La questione assume particolare rilevanza considerando i volumi di attività della struttura. La Cardiologia di Ivrea avrebbe superato nel 2025 le 40mila prestazioni, tra visite, controlli ed esami, rispetto a meno di 15mila registrate nel 2019. Numeri che, secondo quanto riferito, continuerebbero a crescere anche nell’anno in corso.
Il problema nasce dall’indisponibilità dell’unica figura amministrativa che finora garantiva il front office. Una situazione rispetto alla quale sarebbero state avanzate richieste di intervento da parte della direzione della struttura, del coordinamento e dello stesso sindacato.
Per il NurSind, però, la soluzione non può essere quella di spostare le attività burocratiche sul personale infermieristico.
«Siamo di fronte a un paradosso: da anni chiediamo personale amministrativo nei reparti per liberare gli infermieri dalla burocrazia e restituire ore all’assistenza. Non possiamo arrivare al punto opposto, utilizzando gli infermieri per sostituire gli amministrativi», sottolinea Giuseppe Summa.
Il sindacato precisa che la contestazione non riguarda il personale amministrativo né mette in discussione il valore delle diverse professionalità che operano all’interno del Servizio sanitario. Il problema, al contrario, sarebbe proprio la necessità di rispettare competenze, ruoli e funzioni.
«Non esiste alcuna contrapposizione tra categorie. Il personale amministrativo è indispensabile al funzionamento della sanità. Proprio per questo ogni professionista deve poter svolgere le attività per le quali è formato e impiegato», continua Summa.
Secondo il NurSind, destinare un infermiere stabilmente ad attività di sportello o segreteria produce infatti un doppio effetto: da una parte rappresenta un utilizzo improprio di competenze professionali sanitarie, dall’altra riduce concretamente il tempo disponibile per l’assistenza ai pazienti.
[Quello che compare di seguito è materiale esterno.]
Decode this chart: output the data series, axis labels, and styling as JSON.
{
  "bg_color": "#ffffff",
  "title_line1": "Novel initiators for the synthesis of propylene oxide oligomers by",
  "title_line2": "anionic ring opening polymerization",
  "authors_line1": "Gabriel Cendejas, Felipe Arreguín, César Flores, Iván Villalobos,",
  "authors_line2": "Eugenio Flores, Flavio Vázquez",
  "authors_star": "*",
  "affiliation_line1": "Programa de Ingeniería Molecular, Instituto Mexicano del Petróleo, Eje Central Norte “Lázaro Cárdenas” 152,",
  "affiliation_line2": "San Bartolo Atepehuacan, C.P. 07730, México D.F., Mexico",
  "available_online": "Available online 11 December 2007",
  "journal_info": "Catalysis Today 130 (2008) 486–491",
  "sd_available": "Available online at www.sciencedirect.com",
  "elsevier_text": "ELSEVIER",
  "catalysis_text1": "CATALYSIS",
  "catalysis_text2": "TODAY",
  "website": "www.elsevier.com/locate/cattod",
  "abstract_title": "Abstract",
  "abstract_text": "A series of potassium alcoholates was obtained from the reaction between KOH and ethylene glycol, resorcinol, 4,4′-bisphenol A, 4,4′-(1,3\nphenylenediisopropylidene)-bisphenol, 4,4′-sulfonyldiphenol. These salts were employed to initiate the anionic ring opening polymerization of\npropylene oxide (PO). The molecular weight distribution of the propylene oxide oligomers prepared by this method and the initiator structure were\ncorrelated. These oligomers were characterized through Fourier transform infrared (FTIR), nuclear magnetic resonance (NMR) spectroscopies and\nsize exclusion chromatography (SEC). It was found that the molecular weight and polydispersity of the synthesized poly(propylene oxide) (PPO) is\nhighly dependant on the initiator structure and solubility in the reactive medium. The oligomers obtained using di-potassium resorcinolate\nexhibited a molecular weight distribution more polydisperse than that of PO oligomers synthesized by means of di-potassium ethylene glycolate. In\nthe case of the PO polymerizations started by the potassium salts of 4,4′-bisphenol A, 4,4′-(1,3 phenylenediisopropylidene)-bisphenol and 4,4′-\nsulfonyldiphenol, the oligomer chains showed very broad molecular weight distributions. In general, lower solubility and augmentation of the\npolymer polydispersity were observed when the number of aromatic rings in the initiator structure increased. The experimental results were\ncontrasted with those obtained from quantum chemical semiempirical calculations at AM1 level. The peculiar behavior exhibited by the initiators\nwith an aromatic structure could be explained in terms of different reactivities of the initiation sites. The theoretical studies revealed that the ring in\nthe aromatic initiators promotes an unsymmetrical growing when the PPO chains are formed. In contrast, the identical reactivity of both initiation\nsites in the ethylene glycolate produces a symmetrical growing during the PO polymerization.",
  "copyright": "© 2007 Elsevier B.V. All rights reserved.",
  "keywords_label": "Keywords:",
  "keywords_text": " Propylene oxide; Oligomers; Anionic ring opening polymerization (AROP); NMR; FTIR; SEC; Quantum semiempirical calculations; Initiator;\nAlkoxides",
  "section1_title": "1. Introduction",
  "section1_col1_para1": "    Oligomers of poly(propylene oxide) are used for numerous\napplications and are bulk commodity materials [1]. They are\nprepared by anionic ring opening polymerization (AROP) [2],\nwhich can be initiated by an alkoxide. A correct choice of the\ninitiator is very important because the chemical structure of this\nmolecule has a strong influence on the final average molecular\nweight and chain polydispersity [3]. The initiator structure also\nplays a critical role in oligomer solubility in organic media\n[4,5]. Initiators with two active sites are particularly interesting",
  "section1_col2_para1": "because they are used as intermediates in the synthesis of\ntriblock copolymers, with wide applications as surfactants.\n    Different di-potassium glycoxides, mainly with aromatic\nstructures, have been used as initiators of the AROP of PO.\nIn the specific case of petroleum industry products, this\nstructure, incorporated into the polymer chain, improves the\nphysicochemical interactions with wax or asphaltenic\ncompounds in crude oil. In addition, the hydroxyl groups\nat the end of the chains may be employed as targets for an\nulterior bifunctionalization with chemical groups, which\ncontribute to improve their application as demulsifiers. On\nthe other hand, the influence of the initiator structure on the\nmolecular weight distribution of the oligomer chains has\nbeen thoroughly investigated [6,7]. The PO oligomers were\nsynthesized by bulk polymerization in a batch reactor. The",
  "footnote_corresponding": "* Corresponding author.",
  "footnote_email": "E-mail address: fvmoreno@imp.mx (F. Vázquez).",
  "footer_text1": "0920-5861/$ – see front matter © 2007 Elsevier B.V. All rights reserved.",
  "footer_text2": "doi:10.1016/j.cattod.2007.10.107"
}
«Utilizzare un infermiere per il front office non significa soltanto sprecare una professionalità altamente qualificata. Significa sottrarre una risorsa all’assistenza e, quindi, sottrarre tempo ai cittadini che hanno bisogno di cure», evidenzia il sindacato.
Una questione che, per Coppolella e Summa, diventa ancora più delicata alla luce della difficoltà di reperire infermieri e della crescente pressione sui professionisti già in servizio. Continuare ad assegnare loro incombenze estranee all’attività assistenziale rischierebbe, secondo il NurSind, di alimentare demotivazione, perdita di attrattività e abbandono della professione.
Sul caso è intervenuta anche l’ASL TO4, precisando che complessivamente il personale amministrativo dell’ospedale di Ivrea sarebbe aumentato negli ultimi anni, passando dalle 28 unità di fine 2024 alle attuali 32. L’Azienda ha inoltre chiarito che le situazioni di assenza prolungata vengono valutate singolarmente per verificare la necessità di eventuali sostituzioni temporanee.
Per quanto riguarda specificamente la Cardiologia, l’ASL ha fatto sapere di avere ricevuto recentemente la comunicazione relativa all’indisponibilità temporanea dell’operatore e di stare valutando una soluzione in tempi brevi attraverso la sostituzione con altro personale amministrativo.
Una prospettiva che il NurSind auspica possa concretizzarsi rapidamente.
«La soluzione deve essere chiara: alle attività di front office va destinato personale amministrativo. Gli infermieri devono poter tornare pienamente alla loro funzione, che è assistere e prendersi cura dei pazienti», conclude Summa.
Per il sindacato, dunque, il caso di Ivrea va oltre la singola organizzazione di un servizio: rappresenta il tema più generale dell’utilizzo appropriato delle professionalità all’interno della sanità pubblica. In un sistema che denuncia una carenza di infermieri, ogni ora sottratta all’assistenza per coprire attività amministrative rischia di trasformarsi in un costo organizzativo pagato, prima di tutto, dai pazienti.